What’s that poem called? The first line is: ‘Cats sleep anywhere, any table, any chair…’ (It probably just has the title ‘Cats’. The oracle Google confirms it as ‘Cats sleep anywhere’.) The pictures below show that our puppy will sleep anywhere there is a fleecy mat – when she isn’t chewing on it, of course…


Next week… second vaccinations with the vet, walking on the lead, chewing updates and more photos!

Please leave a comment in the box, share and spread the word…

6 responses to “Dog Blog #3 – Establishing a Daily Routine”

  1. She’s growing fast, isn’t she!? Glad you chose Lynwood as your vets – we’re with them, too (the Wimborne branch) and they have been fantastic with Gali.

    Have you got a puppy Kong? They’re great for the chewing, and of course you can fill them up with rewards or dog peanut butter and so they’re a reward in themselves as well as being good stimulation. They aren’t indestructible but it’ll take a while for puppy teeth to chew through them. They also have Kong teething sticks, which might help. I expect you’ve already tried them, but thought it was worth a mention.

    If she gets nervous in the car, why not try one of the dog booster seat/beds, almost like a box, that she can sit inside? You strap them into the car seat, too, so she would be safe but cosy. Also, pet remedy wipes are excellent to calm them down a bit – they’re all natural and just like a baby wipe but they have valerian in them, which is a calming herb. They work brilliantly for Gali when there are fireworks or thunder. You just rub them lightly around their collar/neck/harness and the smell calms them. Gali ends up sleeping with her nose on one as she likes the smell so much. You can wipe them on the car seat, too. They don’t work for every dog, but might be worth a try if Margot continues to be nervous of car journeys – it’s early days, though, of course.

    Loving hearing all the updates on your gorgeous pup 🐾❤️ Mandy


    • Thank you for your very comprehensive comments, Mandy. It’s so lovely that you are enjoying the updates. (We have bought a puppy Kong – but my thoughts on that will be in next week’s blog post.) Thank you for the suggestion of the pet remedy wipes – I have never heard of those. I will also keep you posted in terms of travelling in the car. (That is also something I am drafting for next week’s post…)

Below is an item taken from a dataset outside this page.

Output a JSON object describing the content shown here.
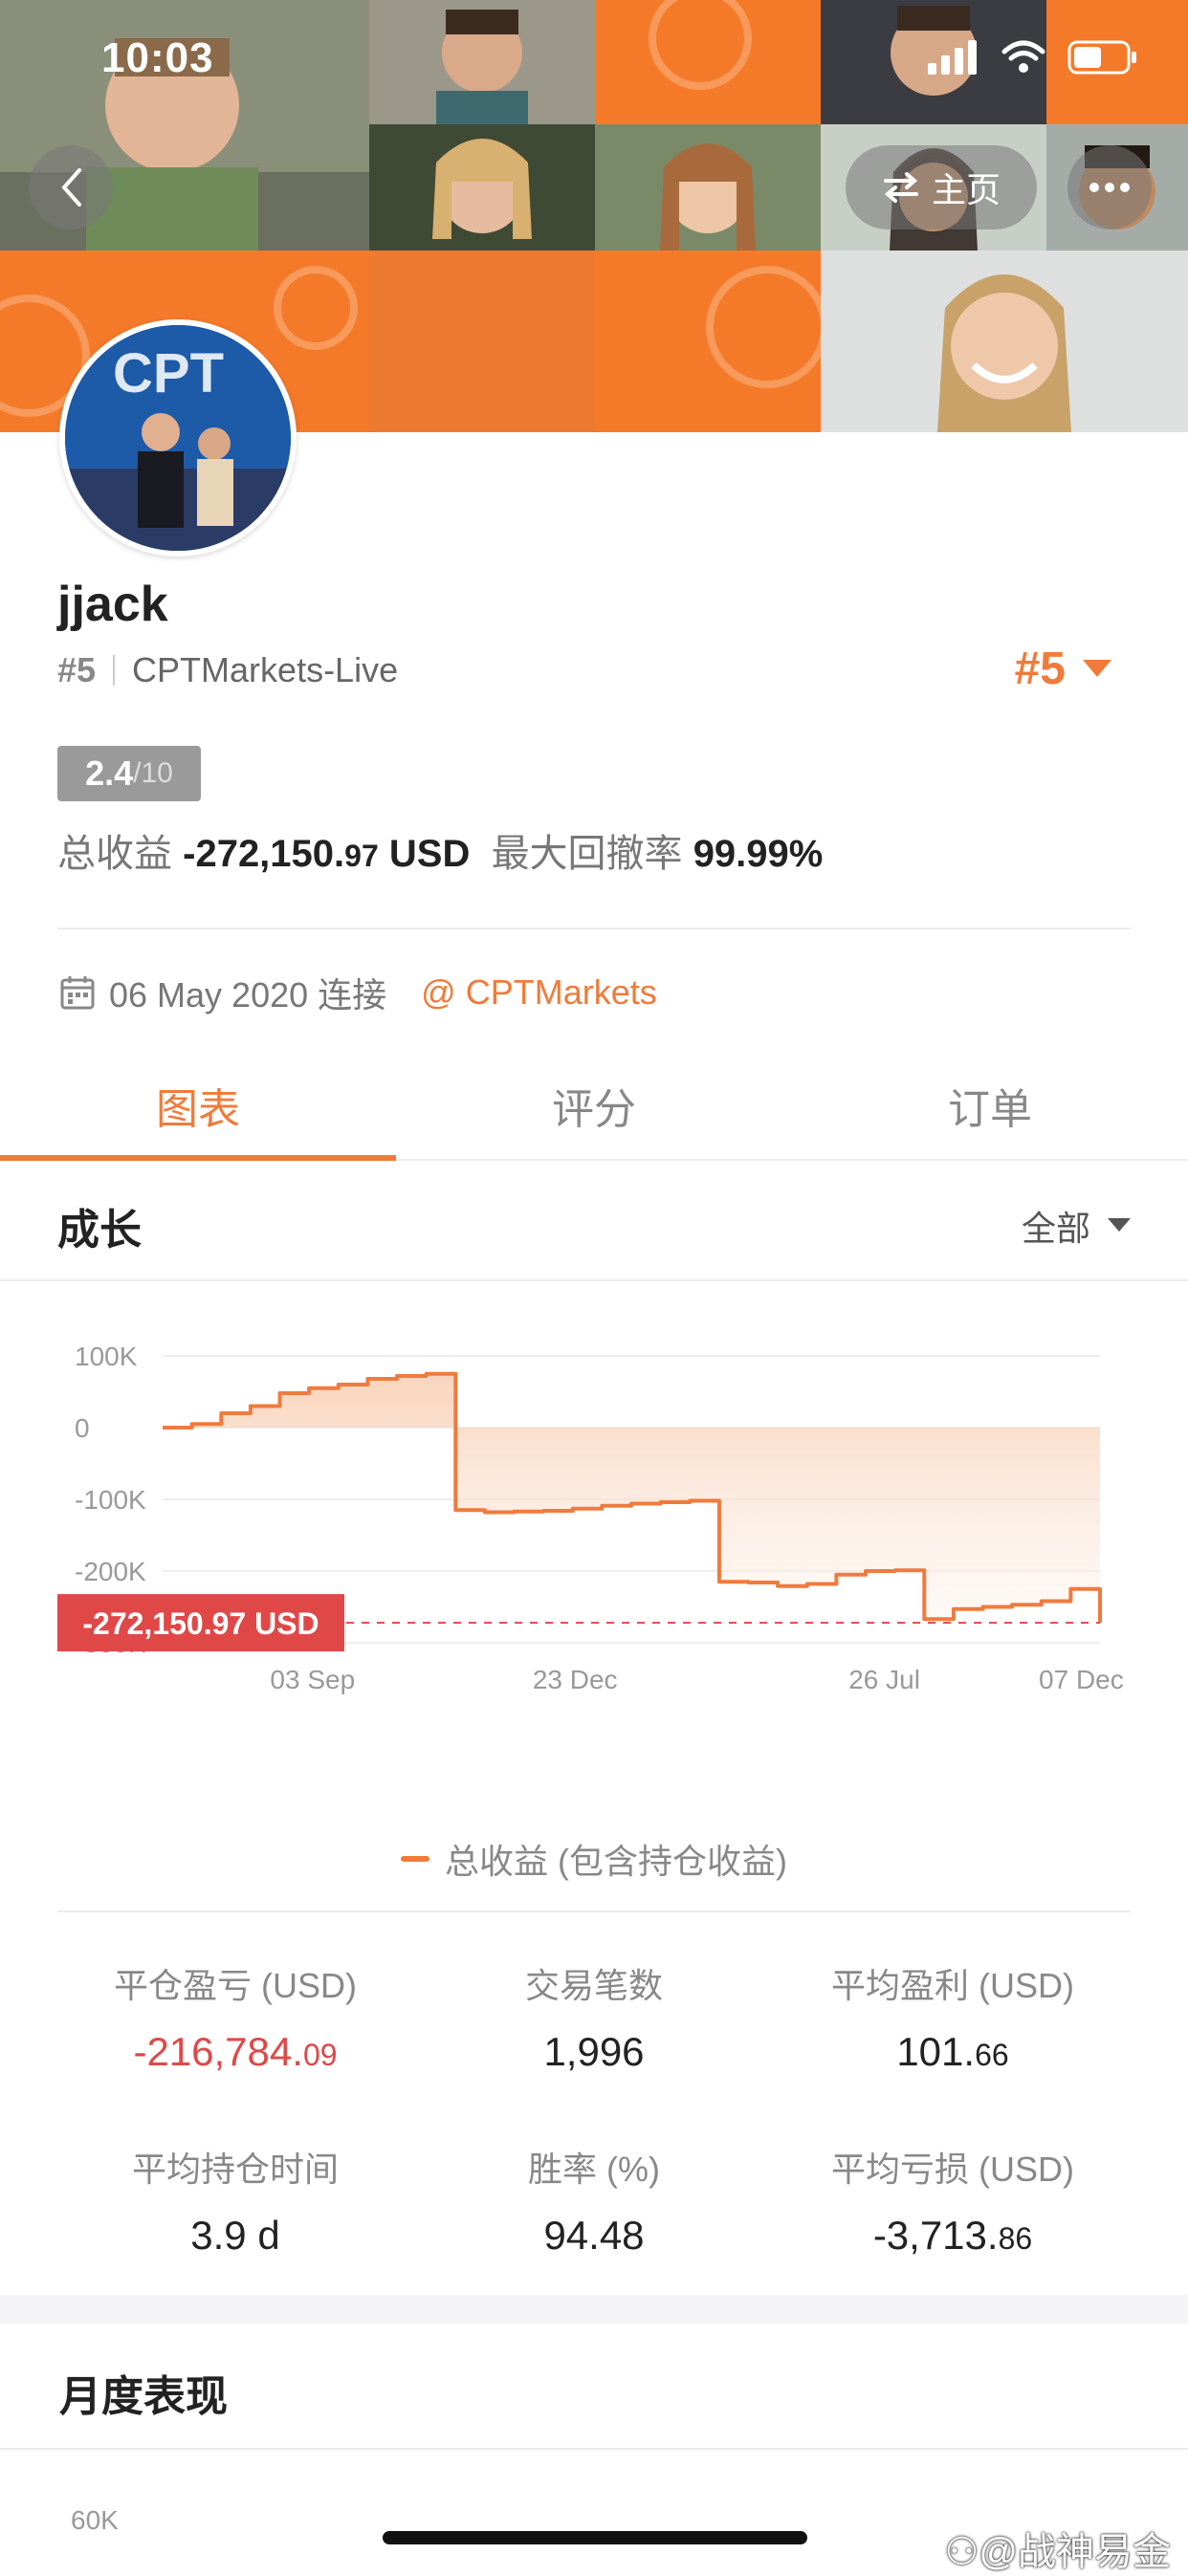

  2. To me the obvious dog deterrent would be white vinegar. I looked it up on internet.
    A highly concentrated combination of vinegar and water – 1 part vinegar to 5 parts water – is effective enough to discourage dogs. Vinegar’s sour taste can also prevent your pooch from chewing. Always use clear vinegar such as white vinegar. Apple cider vinegar that is mildly colored is also a good option.
    It looks as if I was right. It’s a much cheaper option and will clean the surfaces at the same time. I use it for many things. I will bring you some.